The concentrated photovoltaic (CPV) market has been long on promise and short on results. But there have been a few hopeful signs of late.
Kleiner Perkins saw fit to invest $130 million into CPV systems vendor Amonix. And shortly after that fund raise, Cogentrix announced a 30-megawatt project with Amonix. That's easily the largest CPV project in the history of CPV.
SolFocus recently said that it would have 10 megawatts in the ground by the end of the year.
Concentrix Solar, German-based CPV vendor, funded by Good Energies and recently purchased by Soitec, just announced the opening of a U.S. office and a CEC listing.
And today we saw JDSU, the optical networking, laser and coatings expert, announce that they were entering the CPV market as a chip supplier. The firm has a market capitalization of $2.1 billion.
One of the chicken-and-egg problems that has long plagued CPV is the cost and supply of the triple-junction compound semiconductor solar cell that performs the actual photovoltaic conversion. The low-volume supply chain for these chips has depended on somewhat dysfunctional suppliers Emcore and Spectrolab. Emcore has a history of losing money, questionable management and flirting with entering the CPV system business. Spectrolab makes a quality product, but both of these firms, with a history of supplying the space and satellite market, have found the transition to commercial manufacturing a bit of a cultural stretch.
A few VC-funded startups -- Solar Junction, Cyrium and QuantaSol -- are aiming to provide chips to the system vendors. But the market remains relatively low volume and has not taken off like the flat solar panel market with its increasingly massive volumes and plunging prices.
We have long claimed that if the CPV market ever did start to take off, larger semiconductor vendors would take notice and follow with their III/V material chip entries. We had suggested that a fitting candidate could be an LED supplier, as a triple-junction solar cell is approximately a reverse LED. But JDSU's entry, with its distinctive optical pedigree in lasers from a long-ago acquisition of SDL, makes a certain amount of sense.

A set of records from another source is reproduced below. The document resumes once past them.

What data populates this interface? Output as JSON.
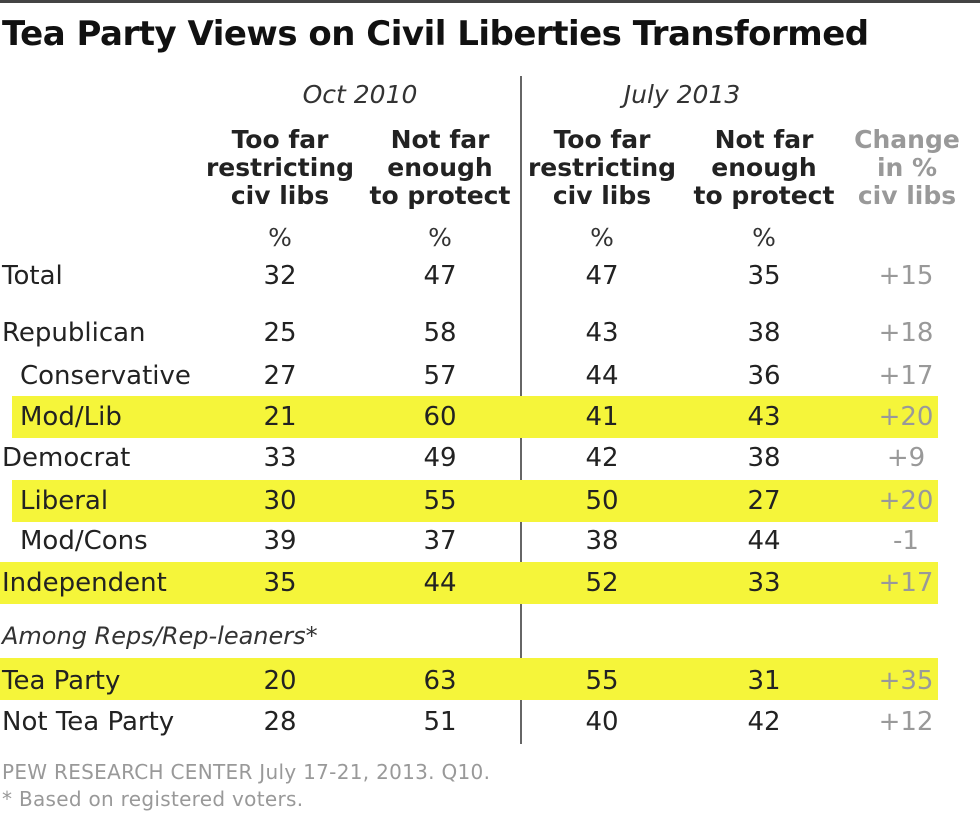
{
  "colors": {
    "highlight": "#f5f53a",
    "change_text": "#999999",
    "text": "#222222"
  },
  "chart_data": {
    "type": "table",
    "title": "Tea Party Views on Civil Liberties Transformed",
    "periods": [
      "Oct 2010",
      "July 2013"
    ],
    "columns": [
      {
        "lines": [
          "Too far",
          "restricting",
          "civ libs"
        ],
        "unit": "%"
      },
      {
        "lines": [
          "Not far",
          "enough",
          "to protect"
        ],
        "unit": "%"
      },
      {
        "lines": [
          "Too far",
          "restricting",
          "civ libs"
        ],
        "unit": "%"
      },
      {
        "lines": [
          "Not far",
          "enough",
          "to protect"
        ],
        "unit": "%"
      },
      {
        "lines": [
          "Change",
          "in %",
          "civ libs"
        ],
        "unit": ""
      }
    ],
    "section_label": "Among Reps/Rep-leaners*",
    "rows": [
      {
        "label": "Total",
        "values": [
          "32",
          "47",
          "47",
          "35",
          "+15"
        ],
        "highlight": false
      },
      {
        "label": "Republican",
        "values": [
          "25",
          "58",
          "43",
          "38",
          "+18"
        ],
        "highlight": false
      },
      {
        "label": "Conservative",
        "values": [
          "27",
          "57",
          "44",
          "36",
          "+17"
        ],
        "highlight": false
      },
      {
        "label": "Mod/Lib",
        "values": [
          "21",
          "60",
          "41",
          "43",
          "+20"
        ],
        "highlight": true
      },
      {
        "label": "Democrat",
        "values": [
          "33",
          "49",
          "42",
          "38",
          "+9"
        ],
        "highlight": false
      },
      {
        "label": "Liberal",
        "values": [
          "30",
          "55",
          "50",
          "27",
          "+20"
        ],
        "highlight": true
      },
      {
        "label": "Mod/Cons",
        "values": [
          "39",
          "37",
          "38",
          "44",
          "-1"
        ],
        "highlight": false
      },
      {
        "label": "Independent",
        "values": [
          "35",
          "44",
          "52",
          "33",
          "+17"
        ],
        "highlight": true
      },
      {
        "label": "Tea Party",
        "values": [
          "20",
          "63",
          "55",
          "31",
          "+35"
        ],
        "highlight": true
      },
      {
        "label": "Not Tea Party",
        "values": [
          "28",
          "51",
          "40",
          "42",
          "+12"
        ],
        "highlight": false
      }
    ],
    "source": "PEW RESEARCH CENTER July 17-21, 2013. Q10.",
    "note": "* Based on registered voters."
  }
}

I spoke with Jan Gustav-Werthen, the Director of JDSU's photovoltaic group, about the announcement of their entering the CPV market. It's been a rather poorly kept secret in the CPV world, but at least it's official today. Werthen arrived at JDSU through the acquisition of his company, Photonic Power, which delivered power over fiber optics.
Werthen said, "We aim to be number-one cell supplier in the world. If we didn't think we could be number one, we wouldn't enter the market." Werthen spoke of JDSU's "vast and deep" experience in III/V semiconductors and their internal capacity and strength in epitaxial growth for their lasers.
Werthen continued, "We're not going into this for fun or for the environment; this is a business decision."
Werthen expects that the CPV business "will be taking off in 2011 and 2012 and will be a substantial business by 2020." He foresees 30 percent module efficiency on the horizon, with cell efficiencies increasing at about one percent per year -- cell efficiencies eventually will be in the 50 percent range.
CPV makes sense in particular geographies and circumstances: high sun and low water. Werthen sees a day when "PV goes to where the sun is rather than where the money is" and when that happens -- "then CPV will really take off."
Cost remains the ruling fact of life in the solar market and it remains to be seen if Amonix and SolFocus, with the help of vendors like JDSU or Solar Junction, can keep up with the plunging cost of conventional solar.
It also remains to be seen if JDSU can help enable the CPV market with innovation or cost savings.